Confira a seguir trechos da entrevista com Rogério Correia da Silva.

A infância
Na nossa sociedade, o trabalho demanda uma divisão de gerações, uma de adultos e outra de crianças. O trabalho separa dois mundos e a escola serve para colocar as crianças num espaço apropriado. Na sociedade indígena não existe essa separação, adultos e crianças convivem num mesmo espaço. E isso para elas é um processo de aprendizagem.
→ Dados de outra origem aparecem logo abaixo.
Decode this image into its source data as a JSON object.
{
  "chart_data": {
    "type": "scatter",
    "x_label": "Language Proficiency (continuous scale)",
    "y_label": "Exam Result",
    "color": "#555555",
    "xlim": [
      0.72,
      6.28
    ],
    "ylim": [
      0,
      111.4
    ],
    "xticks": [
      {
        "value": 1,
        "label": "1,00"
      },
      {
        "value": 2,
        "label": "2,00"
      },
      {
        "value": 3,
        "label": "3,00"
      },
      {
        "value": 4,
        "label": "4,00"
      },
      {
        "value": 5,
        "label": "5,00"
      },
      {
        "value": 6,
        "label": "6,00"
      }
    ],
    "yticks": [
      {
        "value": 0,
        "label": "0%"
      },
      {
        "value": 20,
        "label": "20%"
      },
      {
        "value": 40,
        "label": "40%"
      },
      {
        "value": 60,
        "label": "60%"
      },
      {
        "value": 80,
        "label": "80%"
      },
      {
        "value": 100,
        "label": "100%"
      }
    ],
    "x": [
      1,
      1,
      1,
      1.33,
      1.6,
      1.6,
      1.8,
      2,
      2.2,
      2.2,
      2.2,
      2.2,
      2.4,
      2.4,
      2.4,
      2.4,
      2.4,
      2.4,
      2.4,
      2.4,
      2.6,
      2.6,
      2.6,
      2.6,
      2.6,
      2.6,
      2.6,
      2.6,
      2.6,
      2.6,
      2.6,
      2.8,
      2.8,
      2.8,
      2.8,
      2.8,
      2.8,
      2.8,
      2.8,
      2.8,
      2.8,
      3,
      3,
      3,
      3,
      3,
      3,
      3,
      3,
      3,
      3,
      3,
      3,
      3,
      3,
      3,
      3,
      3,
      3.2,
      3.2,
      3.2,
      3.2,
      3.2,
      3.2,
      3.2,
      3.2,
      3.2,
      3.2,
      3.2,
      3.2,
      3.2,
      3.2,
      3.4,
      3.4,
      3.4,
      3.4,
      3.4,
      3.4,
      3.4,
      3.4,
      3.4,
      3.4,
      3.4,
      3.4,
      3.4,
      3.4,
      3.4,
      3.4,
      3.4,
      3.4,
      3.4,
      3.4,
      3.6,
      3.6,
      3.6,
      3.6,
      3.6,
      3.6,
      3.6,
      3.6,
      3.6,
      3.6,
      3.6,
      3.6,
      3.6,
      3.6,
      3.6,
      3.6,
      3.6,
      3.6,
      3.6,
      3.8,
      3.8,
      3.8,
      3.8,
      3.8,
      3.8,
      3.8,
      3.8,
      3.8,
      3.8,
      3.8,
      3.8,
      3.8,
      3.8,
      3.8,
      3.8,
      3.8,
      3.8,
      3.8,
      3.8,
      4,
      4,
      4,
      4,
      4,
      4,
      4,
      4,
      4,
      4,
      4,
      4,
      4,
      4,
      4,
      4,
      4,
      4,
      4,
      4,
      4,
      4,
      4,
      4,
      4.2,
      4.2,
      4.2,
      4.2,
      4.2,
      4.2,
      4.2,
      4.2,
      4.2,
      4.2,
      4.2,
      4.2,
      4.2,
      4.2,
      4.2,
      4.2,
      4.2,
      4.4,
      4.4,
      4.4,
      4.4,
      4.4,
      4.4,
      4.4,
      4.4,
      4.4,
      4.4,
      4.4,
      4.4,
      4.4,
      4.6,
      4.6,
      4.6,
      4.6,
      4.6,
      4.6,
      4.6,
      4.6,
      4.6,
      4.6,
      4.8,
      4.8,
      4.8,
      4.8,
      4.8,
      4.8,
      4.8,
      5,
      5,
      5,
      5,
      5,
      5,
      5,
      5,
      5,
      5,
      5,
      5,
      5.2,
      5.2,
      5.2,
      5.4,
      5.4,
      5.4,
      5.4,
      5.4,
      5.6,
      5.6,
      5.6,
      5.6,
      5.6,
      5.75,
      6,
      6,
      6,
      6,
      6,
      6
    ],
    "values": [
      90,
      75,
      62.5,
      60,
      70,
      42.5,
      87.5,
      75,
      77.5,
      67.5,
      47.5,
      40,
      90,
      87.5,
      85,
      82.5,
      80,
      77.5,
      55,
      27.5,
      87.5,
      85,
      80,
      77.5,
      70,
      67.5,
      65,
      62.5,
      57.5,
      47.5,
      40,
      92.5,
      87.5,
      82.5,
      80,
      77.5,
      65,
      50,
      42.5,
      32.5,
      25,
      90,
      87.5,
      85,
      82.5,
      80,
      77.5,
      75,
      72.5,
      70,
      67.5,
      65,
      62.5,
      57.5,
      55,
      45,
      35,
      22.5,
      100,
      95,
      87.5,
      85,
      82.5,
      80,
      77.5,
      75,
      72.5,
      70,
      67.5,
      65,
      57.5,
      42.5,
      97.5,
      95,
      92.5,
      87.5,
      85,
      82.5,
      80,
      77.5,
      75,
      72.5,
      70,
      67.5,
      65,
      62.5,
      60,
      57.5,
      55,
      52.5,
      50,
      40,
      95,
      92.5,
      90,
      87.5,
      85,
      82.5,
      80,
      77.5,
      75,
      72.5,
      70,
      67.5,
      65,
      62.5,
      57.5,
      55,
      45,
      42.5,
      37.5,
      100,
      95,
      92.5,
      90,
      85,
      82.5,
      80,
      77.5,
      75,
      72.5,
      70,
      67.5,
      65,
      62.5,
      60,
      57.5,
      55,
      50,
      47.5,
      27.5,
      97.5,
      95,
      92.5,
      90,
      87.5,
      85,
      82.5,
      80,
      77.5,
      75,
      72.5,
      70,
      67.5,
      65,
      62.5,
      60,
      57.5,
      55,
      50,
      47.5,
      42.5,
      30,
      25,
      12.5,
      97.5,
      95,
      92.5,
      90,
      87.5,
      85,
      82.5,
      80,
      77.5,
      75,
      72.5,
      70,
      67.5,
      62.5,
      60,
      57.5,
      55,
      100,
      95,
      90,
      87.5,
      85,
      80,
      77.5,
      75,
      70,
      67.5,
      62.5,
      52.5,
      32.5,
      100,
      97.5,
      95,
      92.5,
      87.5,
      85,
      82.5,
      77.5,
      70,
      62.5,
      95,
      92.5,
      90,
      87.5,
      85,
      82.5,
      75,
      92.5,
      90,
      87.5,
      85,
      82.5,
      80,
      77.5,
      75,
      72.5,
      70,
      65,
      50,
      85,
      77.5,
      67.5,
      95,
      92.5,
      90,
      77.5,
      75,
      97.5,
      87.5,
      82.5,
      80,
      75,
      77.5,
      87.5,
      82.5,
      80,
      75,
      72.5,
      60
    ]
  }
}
Pressupõe-se que é importante para elas circular com seu grupo familiar, independente do lugar. Se a família está na roça trabalhando, a criança está lá. Se for uma festa que dura a noite toda, ela está lá. Se tem uma reunião com gente de fora, a criança está lá. Eles acham que isto é importante para a criança ver como tudo é, porque quando elas crescem, há uma separação entre homens e mulheres e então cada um frequenta o espaço que lhe é destinado.

O lugar da criança
O lugar que a criança ocupa na sociedade indígena é maior do que na nossa, em alguns grupos ela tem papel fundamental, como para fazer o elo entre diferentes famílias. Nos Maxakalis [etnia do nordeste de Minas Gerais], quando a esposa não quer mais viver com seu marido em outra aldeia, ela volta para seu local de origem, mas as crianças vão primeiro negociar um espaço, com uma função meio diplomática. As crianças são também o elo entre o mundo dos vivos e dos mortos. Imagine a sociedade sem crianças?! Se perderiam alguns rituais.

Tarefas
Estando a criança presente nas situações cotidianas, ela vai participando de forma atenuada, periférica das atividades. A criança vai assumindo pequenas tarefas, então ela começa a fazer, pode parar no meio e deixar para depois ou pode não acabar, ela tem essa liberdade. A criança vai sendo inserida no grupo e vai assumindo mais responsabilidades. Quando chega a uma determinada idade, ela já está preparada para assumir a responsabilidade porque já viu como se faz.

O trabalho
Entre os indígenas, é outra lógica que opera, o trabalho é parte da vida da comunidade. O trabalho é pensando de forma coletiva, não individual, é feito pensado no grupo. Existe uma divisão social, há uma divisão por sexo, mas são tarefas diferentes que se complementam. Se o homem traz o alimento, a mulher transforma em algo comestível para os parentes, e parente é quem come da mesma comida. Nas sociedades indígenas, se produz o que é necessário, não tem isso da acumulação. A produção é voltada à subsistência, eles produzem o suficiente para o ano e trocam entre si os produtos, dentro da aldeia.

A comunidade
O que impera na nossa sociedade? É o individuo, com suas vontades ao extremo e isso entra em conflito com o coletivo. Na sociedade indígena, essa relação é diferente, a relação entre indivíduo e coletivo é mais integrada, não há uma cisão tão forte. A gente percebe isso, o sujeito tem em consideração o tempo todo a importância que ele tem para o coletivo. Ele sabe a importância da tarefa dele para o grupo, então a responsabilidade é algo que o sujeito incorpora.